Lucy Wakefield is a seemingly ordinary woman who does something extraordinary in a desperate moment: she takes a baby girl from a shopping cart and raises her as her own. It’s a secret she manages to keep for over two decades—from her daughter, the babysitter who helped raise her, family, coworkers, and friends.
When Lucy’s now-grown daughter Mia discovers the devastating truth of her origins, she is overwhelmed by confusion and anger and determines not to speak again to the mother who raised her. She reaches out to her birth mother for a tearful reunion, and Lucy is forced to flee to China to avoid prosecution. What follows is a ripple effect that alters the lives of many and challenges our understanding of the very meaning of motherhood.

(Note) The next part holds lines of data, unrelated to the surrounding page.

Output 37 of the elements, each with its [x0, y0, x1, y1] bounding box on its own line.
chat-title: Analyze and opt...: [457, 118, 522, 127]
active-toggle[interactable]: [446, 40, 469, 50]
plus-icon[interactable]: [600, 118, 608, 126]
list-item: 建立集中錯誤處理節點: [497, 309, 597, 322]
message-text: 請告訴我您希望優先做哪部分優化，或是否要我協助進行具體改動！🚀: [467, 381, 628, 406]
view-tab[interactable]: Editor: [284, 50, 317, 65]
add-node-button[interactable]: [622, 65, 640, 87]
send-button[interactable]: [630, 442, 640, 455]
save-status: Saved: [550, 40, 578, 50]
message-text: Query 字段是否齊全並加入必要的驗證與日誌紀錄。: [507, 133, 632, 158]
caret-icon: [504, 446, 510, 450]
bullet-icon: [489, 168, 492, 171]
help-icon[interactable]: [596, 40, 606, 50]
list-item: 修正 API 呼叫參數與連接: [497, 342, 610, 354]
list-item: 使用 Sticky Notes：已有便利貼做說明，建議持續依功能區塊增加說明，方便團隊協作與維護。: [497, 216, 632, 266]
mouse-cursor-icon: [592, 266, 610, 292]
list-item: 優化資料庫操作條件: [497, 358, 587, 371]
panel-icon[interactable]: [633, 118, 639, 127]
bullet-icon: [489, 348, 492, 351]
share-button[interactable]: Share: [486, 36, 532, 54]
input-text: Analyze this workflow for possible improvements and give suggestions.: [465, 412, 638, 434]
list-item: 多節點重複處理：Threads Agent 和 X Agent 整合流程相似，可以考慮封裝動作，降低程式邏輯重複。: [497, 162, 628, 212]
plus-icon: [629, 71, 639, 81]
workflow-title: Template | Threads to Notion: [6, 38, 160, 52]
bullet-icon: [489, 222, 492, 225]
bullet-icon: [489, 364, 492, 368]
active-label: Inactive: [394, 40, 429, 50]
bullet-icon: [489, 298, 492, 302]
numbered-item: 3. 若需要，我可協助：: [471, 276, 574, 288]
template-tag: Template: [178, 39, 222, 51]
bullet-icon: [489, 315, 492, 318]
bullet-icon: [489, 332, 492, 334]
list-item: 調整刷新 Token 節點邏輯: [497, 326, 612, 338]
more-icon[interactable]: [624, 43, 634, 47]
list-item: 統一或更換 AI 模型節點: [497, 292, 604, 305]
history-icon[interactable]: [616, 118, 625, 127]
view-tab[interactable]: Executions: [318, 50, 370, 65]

Author Helen Klein Ross, whose work has appeared in The New Yorker, weaves a powerful story of upheaval and resilience told from the alternating perspectives of Lucy, Mia, Mia’s birth mother, and others intimately involved in the kidnapping. What Was Mine is a compelling tale of motherhood and loss, of grief and hope, and the life-shattering effects of a single, irrevocable moment.
Helen's poetry, essays, and fiction have appeared in The New Yorker, The New York Times, literary journals and in anthologies, including SHORT, published in 2014 by Persea Books. Her first novel, Making It: A Novel of Madison Avenue, was published as an e-book in 2013 by Gallery/Simon and Schuster. Her debut novel What Was Mine, will be published in January 2016.
Helen is also the creator and editor of a poetry anthology, The Traveler's Vade Mecum, forthcoming next year from Red Hen Press. Over 80 poets-- including Frank Bidart, David Lehman and Billy Collins-- wrote to titles from an 1853 compendium that provides a glimpse into habits and social aspects of nineteenth-century America.
Helen lives in New York City and Salisbury, Connecticut where she is on the board of a haven for book lovers: Scoville Memorial Library.
This book was a roller coaster of emotions for me. here were moments I wanted to cry and moments I was angry. The characters were wonderful (whether I liked or disliked them). I really enjoyed this book and if you don't mind being bipolar with your emotions, read this book!!